SKIYAKIは故・坂本九さんの名曲「上を向いて歩こう」の海外での曲名です。日本の曲の中で唯一、全米ビルボードシングルチャートで週間ランキング1位を獲得した曲なので、この単語は海外でも通じる代表的な日本語なのだそうです。
この会社の収益源は、何といっても会員です。業務を委託してくれるファンクラブ数が増えれば増えるほど、そしてファンクラブごとの会員数が増えれば増えるほど、収入は安定し、伸びていきます。
グローバルな視点でのビジネス創出を目指している、という言葉の通り、日本のアーティストは海外にもファンがいることから、ファンクラブサイトを多言語対応にしており、現在34カ国語に対応しています。
ネックとなるのは既得権者?
今のところ競合らしい競合はなさそうですし、至れり尽くせりのサービスですから、この会社に委託しない理由がないように思えます。

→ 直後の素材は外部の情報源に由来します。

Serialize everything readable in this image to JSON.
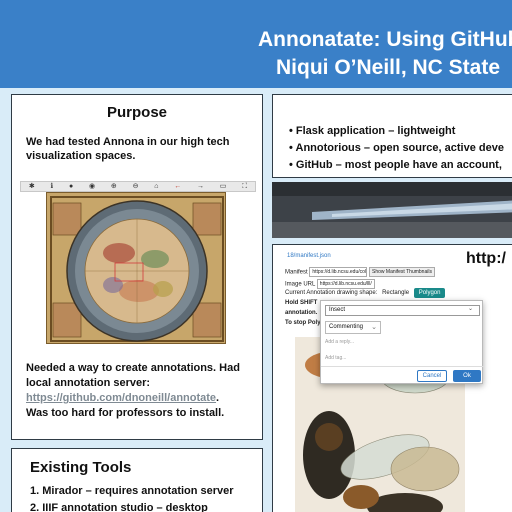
{
  "banner": {
    "title_line1": "Annonatate: Using GitHub",
    "title_line2": "Niqui O’Neill, NC State"
  },
  "purpose": {
    "title": "Purpose",
    "intro": "We had tested Annona in our high tech visualization spaces.",
    "need": "Needed a way to create annotations. Had local annotation server:",
    "link": "https://github.com/dnoneill/annotate",
    "link_after": ".",
    "install": "Was too hard for professors to install."
  },
  "tools": {
    "title": "Existing Tools",
    "items": [
      "1. Mirador – requires annotation server",
      "2. IIIF annotation studio – desktop"
    ]
  },
  "bullets": [
    "• Flask application – lightweight",
    "• Annotorious – open source, active deve",
    "• GitHub – most people have an account,"
  ],
  "http_text": "http:/",
  "viewer": {
    "url": "18/manifest.json",
    "manifest_label": "Manifest",
    "manifest_value": "https://d.lib.ncsu.edu/coll",
    "show_thumbs": "Show Manifest Thumbnails",
    "image_url_label": "Image URL",
    "image_url_value": "https://d.lib.ncsu.edu/lll/",
    "shape_label": "Current Annotation drawing shape:",
    "shape_rect": "Rectangle",
    "shape_poly": "Polygon",
    "hold_text": "Hold SHIFT",
    "annotation_text": "annotation.",
    "stop_text": "To stop Polyg"
  },
  "dialog": {
    "input_value": "Insect",
    "select_value": "Commenting",
    "reply_placeholder": "Add a reply...",
    "tag_placeholder": "Add tag...",
    "cancel": "Cancel",
    "ok": "Ok"
  },
  "colors": {
    "banner": "#3a80c8",
    "polygon_button": "#1a8a8a",
    "ok_button": "#2f78c4"
  }
}
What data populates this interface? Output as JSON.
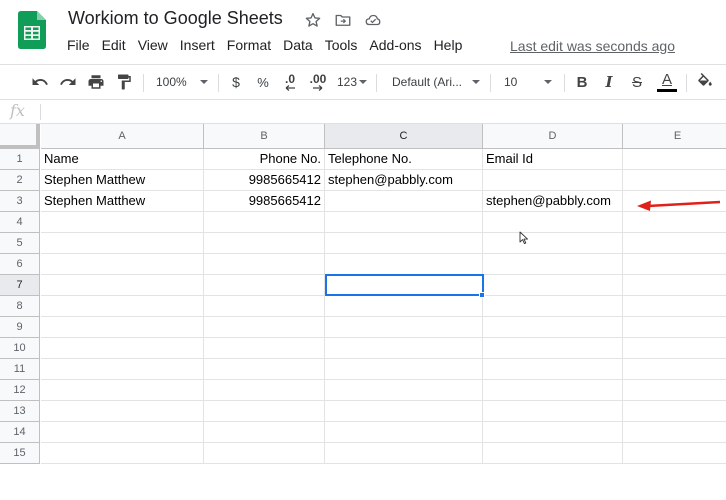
{
  "document": {
    "title": "Workiom to Google Sheets",
    "last_edit": "Last edit was seconds ago"
  },
  "menu": [
    "File",
    "Edit",
    "View",
    "Insert",
    "Format",
    "Data",
    "Tools",
    "Add-ons",
    "Help"
  ],
  "toolbar": {
    "zoom": "100%",
    "currency": "$",
    "percent": "%",
    "decrease_decimal": ".0",
    "increase_decimal": ".00",
    "more_formats": "123",
    "font_family": "Default (Ari...",
    "font_size": "10",
    "bold": "B",
    "italic": "I",
    "strikethrough": "S",
    "text_color_letter": "A",
    "text_color": "#000000"
  },
  "formula_bar": {
    "label": "fx",
    "value": ""
  },
  "grid": {
    "columns": [
      "A",
      "B",
      "C",
      "D",
      "E"
    ],
    "row_numbers": [
      "1",
      "2",
      "3",
      "4",
      "5",
      "6",
      "7",
      "8",
      "9",
      "10",
      "11",
      "12",
      "13",
      "14",
      "15"
    ],
    "rows": [
      [
        "Name",
        "Phone No.",
        "Telephone No.",
        "Email Id",
        ""
      ],
      [
        "Stephen Matthew",
        "9985665412",
        "stephen@pabbly.com",
        "",
        ""
      ],
      [
        "Stephen Matthew",
        "9985665412",
        "",
        "stephen@pabbly.com",
        ""
      ]
    ],
    "selected_cell": "C7",
    "selection_color": "#1a73e8"
  },
  "annotation": {
    "arrow_color": "#e0201b",
    "points_to": "D3"
  },
  "colors": {
    "brand_green": "#0f9d58",
    "header_bg": "#f8f9fa",
    "grid_line": "#e2e3e3"
  }
}
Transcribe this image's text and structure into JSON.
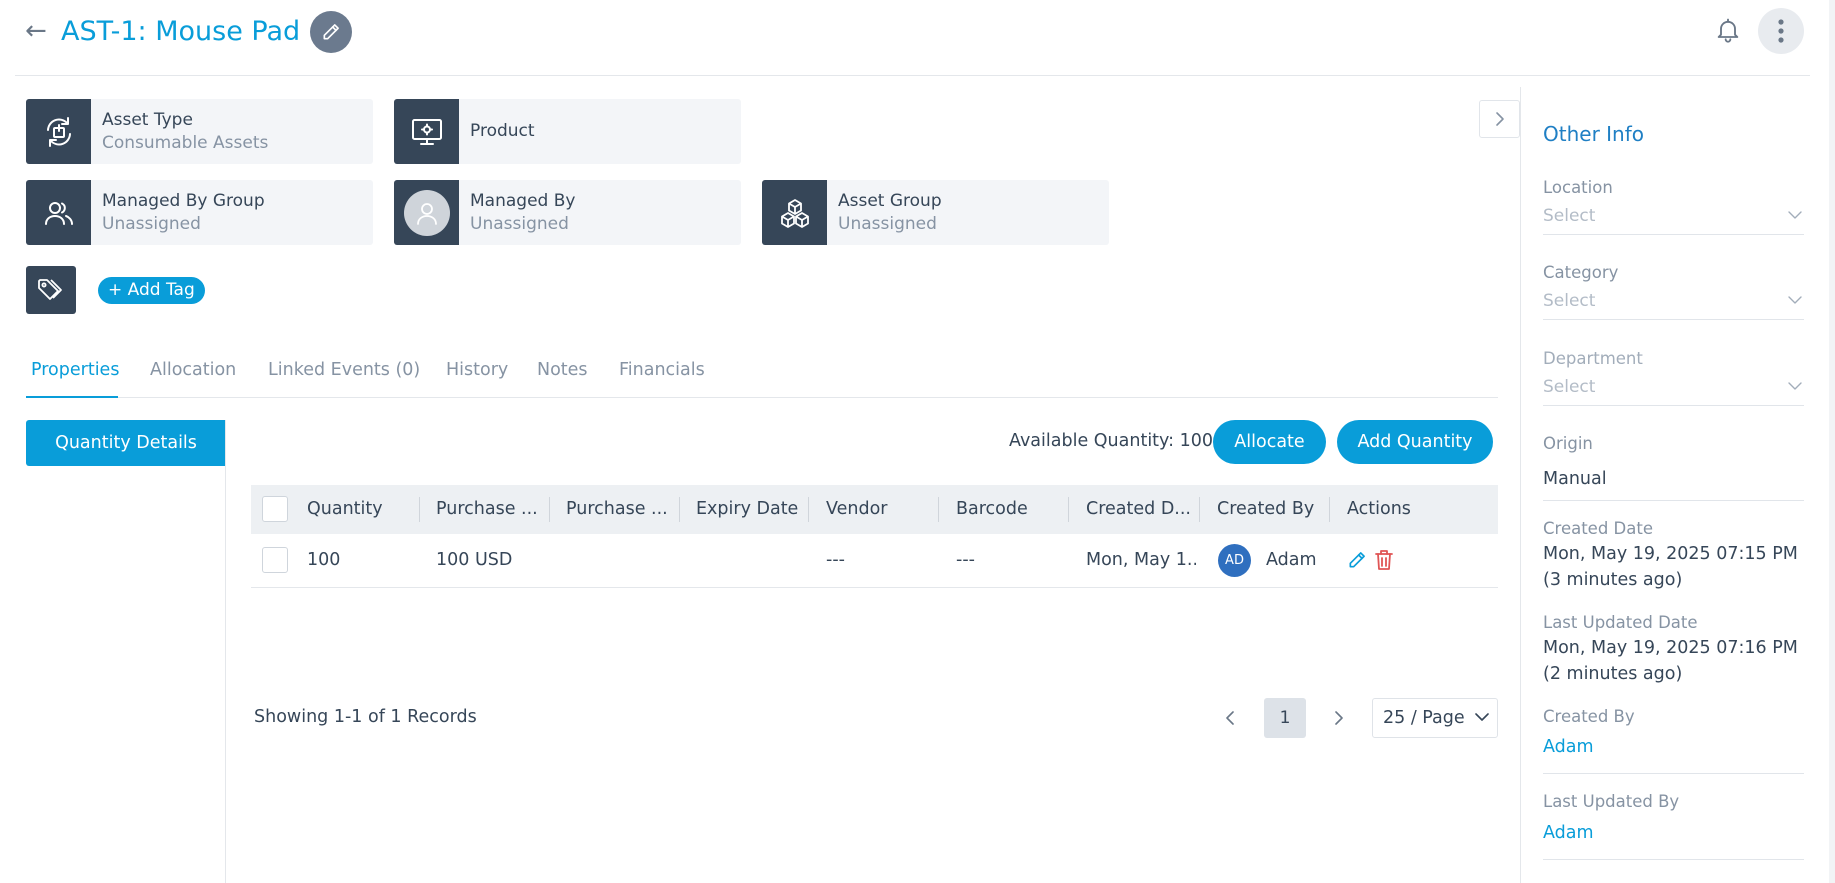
{
  "header": {
    "back_icon": "arrow-left-icon",
    "title": "AST-1: Mouse Pad",
    "edit_icon": "pencil-icon",
    "bell_icon": "bell-icon",
    "more_icon": "kebab-vertical-icon"
  },
  "cards": {
    "asset_type": {
      "label": "Asset Type",
      "value": "Consumable Assets",
      "icon": "asset-cycle-icon"
    },
    "product": {
      "label": "Product",
      "icon": "monitor-gear-icon"
    },
    "managed_by_group": {
      "label": "Managed By Group",
      "value": "Unassigned",
      "icon": "users-icon"
    },
    "managed_by": {
      "label": "Managed By",
      "value": "Unassigned",
      "icon": "user-avatar-icon"
    },
    "asset_group": {
      "label": "Asset Group",
      "value": "Unassigned",
      "icon": "cubes-icon"
    }
  },
  "tags": {
    "icon": "tags-icon",
    "add_tag_label": "+ Add Tag"
  },
  "tabs": [
    {
      "label": "Properties",
      "active": true
    },
    {
      "label": "Allocation"
    },
    {
      "label": "Linked Events (0)"
    },
    {
      "label": "History"
    },
    {
      "label": "Notes"
    },
    {
      "label": "Financials"
    }
  ],
  "subnav": {
    "quantity_details": "Quantity Details"
  },
  "toolbar": {
    "available_quantity": "Available Quantity: 100",
    "allocate": "Allocate",
    "add_quantity": "Add Quantity"
  },
  "table": {
    "columns": [
      "Quantity",
      "Purchase ...",
      "Purchase ...",
      "Expiry Date",
      "Vendor",
      "Barcode",
      "Created D...",
      "Created By",
      "Actions"
    ],
    "rows": [
      {
        "quantity": "100",
        "purchase_cost": "100  USD",
        "purchase_date": "",
        "expiry_date": "",
        "vendor": "---",
        "barcode": "---",
        "created_date": "Mon, May 1...",
        "created_by_initials": "AD",
        "created_by": "Adam",
        "edit_icon": "pencil-icon",
        "delete_icon": "trash-icon"
      }
    ]
  },
  "pagination": {
    "showing": "Showing 1-1 of 1 Records",
    "current_page": "1",
    "page_size": "25 / Page"
  },
  "side_panel": {
    "toggle_icon": "chevron-right-icon",
    "title": "Other Info",
    "location": {
      "label": "Location",
      "placeholder": "Select"
    },
    "category": {
      "label": "Category",
      "placeholder": "Select"
    },
    "department": {
      "label": "Department",
      "placeholder": "Select"
    },
    "origin": {
      "label": "Origin",
      "value": "Manual"
    },
    "created_date": {
      "label": "Created Date",
      "value": "Mon, May 19, 2025 07:15 PM",
      "relative": "(3 minutes ago)"
    },
    "last_updated_date": {
      "label": "Last Updated Date",
      "value": "Mon, May 19, 2025 07:16 PM",
      "relative": "(2 minutes ago)"
    },
    "created_by": {
      "label": "Created By",
      "value": "Adam"
    },
    "last_updated_by": {
      "label": "Last Updated By",
      "value": "Adam"
    }
  },
  "colors": {
    "accent": "#099dd9",
    "dark_tile": "#364658",
    "card_bg": "#f3f5f8",
    "delete": "#e05555"
  }
}
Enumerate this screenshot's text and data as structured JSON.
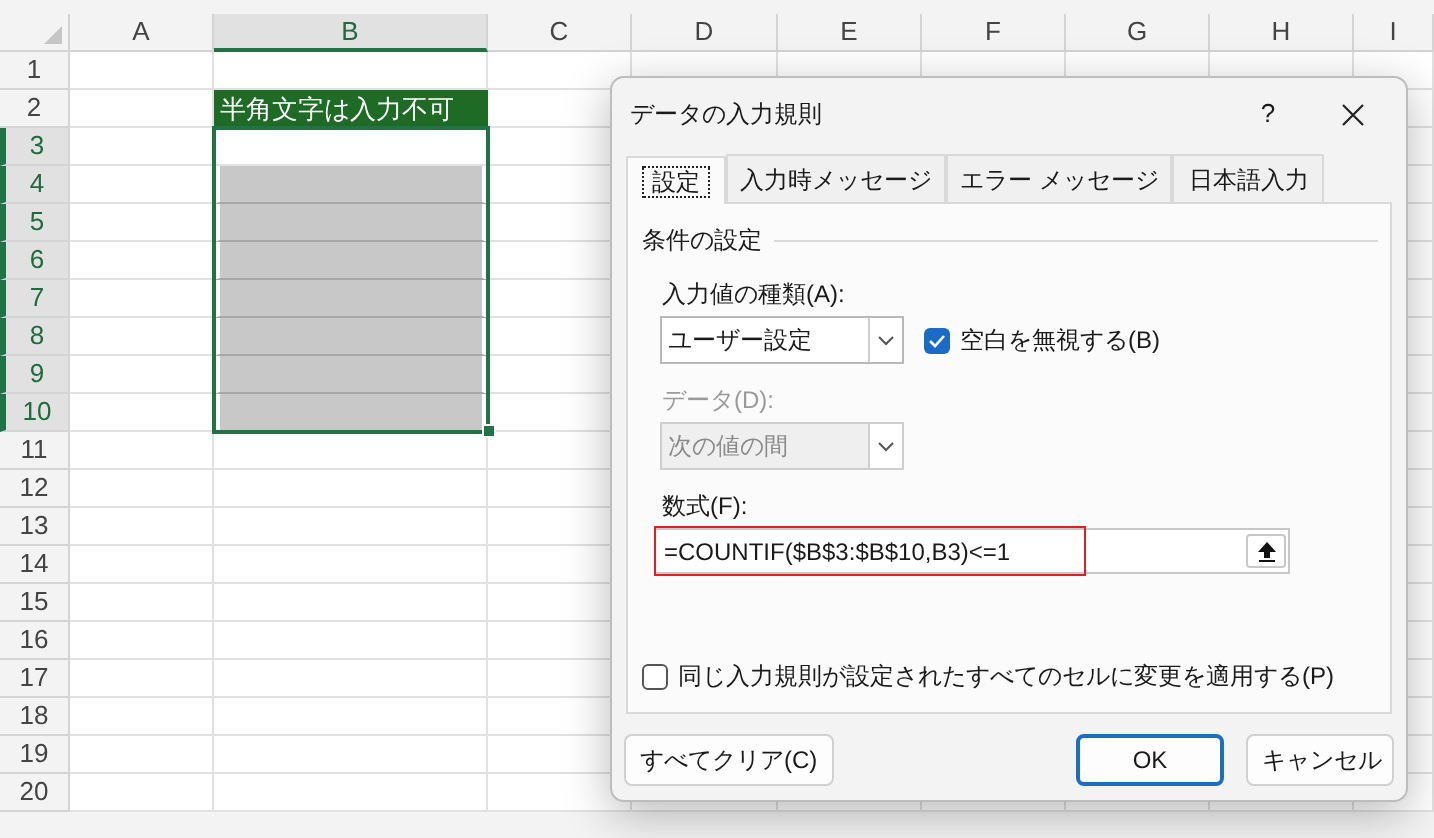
{
  "spreadsheet": {
    "columns": [
      {
        "label": "A",
        "selected": false
      },
      {
        "label": "B",
        "selected": true
      },
      {
        "label": "C",
        "selected": false
      },
      {
        "label": "D",
        "selected": false
      },
      {
        "label": "E",
        "selected": false
      },
      {
        "label": "F",
        "selected": false
      },
      {
        "label": "G",
        "selected": false
      },
      {
        "label": "H",
        "selected": false
      },
      {
        "label": "I",
        "selected": false
      }
    ],
    "rows": [
      {
        "label": "1",
        "selected": false,
        "cell_b": {
          "kind": "empty"
        }
      },
      {
        "label": "2",
        "selected": false,
        "cell_b": {
          "kind": "title",
          "text": "半角文字は入力不可"
        }
      },
      {
        "label": "3",
        "selected": true,
        "cell_b": {
          "kind": "empty"
        }
      },
      {
        "label": "4",
        "selected": true,
        "cell_b": {
          "kind": "shaded"
        }
      },
      {
        "label": "5",
        "selected": true,
        "cell_b": {
          "kind": "shaded"
        }
      },
      {
        "label": "6",
        "selected": true,
        "cell_b": {
          "kind": "shaded"
        }
      },
      {
        "label": "7",
        "selected": true,
        "cell_b": {
          "kind": "shaded"
        }
      },
      {
        "label": "8",
        "selected": true,
        "cell_b": {
          "kind": "shaded"
        }
      },
      {
        "label": "9",
        "selected": true,
        "cell_b": {
          "kind": "shaded"
        }
      },
      {
        "label": "10",
        "selected": true,
        "cell_b": {
          "kind": "shaded"
        }
      },
      {
        "label": "11",
        "selected": false,
        "cell_b": {
          "kind": "empty"
        }
      },
      {
        "label": "12",
        "selected": false,
        "cell_b": {
          "kind": "empty"
        }
      },
      {
        "label": "13",
        "selected": false,
        "cell_b": {
          "kind": "empty"
        }
      },
      {
        "label": "14",
        "selected": false,
        "cell_b": {
          "kind": "empty"
        }
      },
      {
        "label": "15",
        "selected": false,
        "cell_b": {
          "kind": "empty"
        }
      },
      {
        "label": "16",
        "selected": false,
        "cell_b": {
          "kind": "empty"
        }
      },
      {
        "label": "17",
        "selected": false,
        "cell_b": {
          "kind": "empty"
        }
      },
      {
        "label": "18",
        "selected": false,
        "cell_b": {
          "kind": "empty"
        }
      },
      {
        "label": "19",
        "selected": false,
        "cell_b": {
          "kind": "empty"
        }
      },
      {
        "label": "20",
        "selected": false,
        "cell_b": {
          "kind": "empty"
        }
      }
    ]
  },
  "dialog": {
    "title": "データの入力規則",
    "help": "?",
    "tabs": [
      {
        "label": "設定",
        "selected": true
      },
      {
        "label": "入力時メッセージ",
        "selected": false
      },
      {
        "label": "エラー メッセージ",
        "selected": false
      },
      {
        "label": "日本語入力",
        "selected": false
      }
    ],
    "group_title": "条件の設定",
    "allow": {
      "label": "入力値の種類(A):",
      "value": "ユーザー設定",
      "disabled": false
    },
    "ignore_blank": {
      "label": "空白を無視する(B)",
      "checked": true
    },
    "data": {
      "label": "データ(D):",
      "value": "次の値の間",
      "disabled": true
    },
    "formula": {
      "label": "数式(F):",
      "value": "=COUNTIF($B$3:$B$10,B3)<=1",
      "highlighted": true
    },
    "apply_all": {
      "label": "同じ入力規則が設定されたすべてのセルに変更を適用する(P)",
      "checked": false
    },
    "buttons": [
      {
        "label": "すべてクリア(C)",
        "kind": "normal"
      },
      {
        "label": "OK",
        "kind": "default"
      },
      {
        "label": "キャンセル",
        "kind": "normal"
      }
    ]
  }
}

ネックになるのは、やはり既得権者です。
芸能界はある意味、人脈で成り立っている古い体質の業界です。SKIYAKIのサービスが素晴らしいからといって、これまで委託先として使ってきた業者を簡単に切り捨てることはできません。
もっとも、このサービスは初期費用やサイト構築費用を委託側が負担しなくて良いので、同じ趣味を持つ人同士のネットワークでこのサービスを利用することも可能です。アニメソングや漫画家のファンサークルでの利用も始まっているもよう。Jリーグやプロ野球などスポーツ分野にはまだ進出できていませんので、この辺りも伸びしろといえそうです。
一方で、決算発表翌日の3月16日終値ベースで予想PER(株価収益率)は67.80倍、PBR(株価純資産倍率)は12.12倍となっています。日経225採用銘柄の平均がそれぞれ12.74倍と1.20倍、ジャスダック平均が16.06倍と1.68倍ですから、かなりの高水準です。
株価はすでにかなりの割高ですので、SKIYAKIに投資をするなら、ここから先の成長性をどのくらい信じられるか、という判断になってきそうです。